SIGIZMUND KRZHIZHANOVSKY(1887–1950), the Ukrainian-born son of Catholic Poles, studied law and classical philology at Kiev University. After graduation and two summers spent exploring Europe, he was obliged to clerk for an attorney. A sinecure, the job allowed him to devote the bulk of his time to the study of literature and his own writing. In 1920, after a brief stint in the Red Army, Krzhizhanovsky began lecturing intensively in Kiev on the theater and music. The lectures continued in Moscow, where he moved in 1922, by then well known in literary circles. Lodged in a cell-like room on the Arbat, Krzhizhanovsky wrote steadily for close to two decades. His philosophical and satirical stories with fantastical plots ignored official injunctions to portray the new Soviet state in a positive light. Three separate efforts to print different collections were quashed by the censors, a fourth by World War II. Not until 1989 could these surreal fictions begin to be published. Like Poe, Krzhizhanovsky takes us to the edge of the abyss and forces us to look into it. “I am interested,” he said, “not in the arithmetic, but in the algebra of life.”

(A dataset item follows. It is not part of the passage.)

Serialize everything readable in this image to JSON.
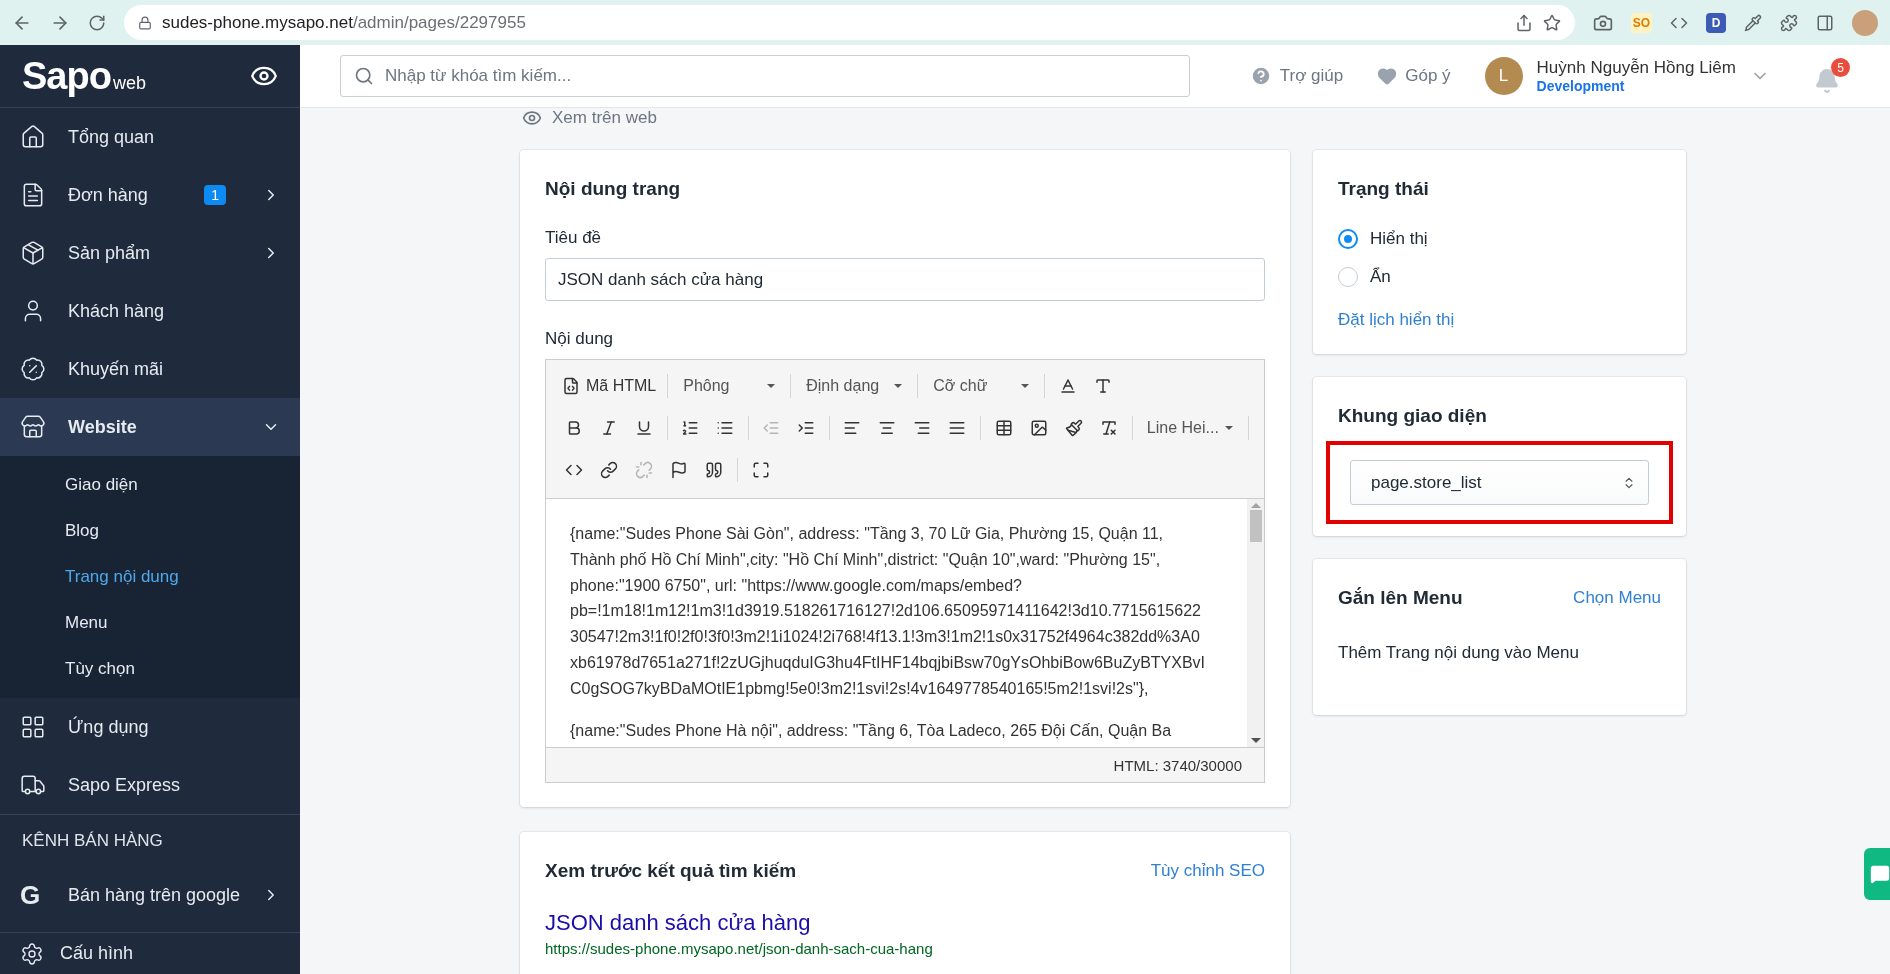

JOANNE TURNBULLhas translated a number of books from Russian—including Andrei Sinyavsky’s Soviet Civilization and Ivan the Fool, Asar Eppel’s The Grassy Street, and Andrei Sergeyev’s Stamp Album, and Sigizmund Krzhizhanovsky’s Seven Stories, winner of the 2007 Rossica Translation Prize—all in collaboration with Nikolai Formozov. She lives in Moscow.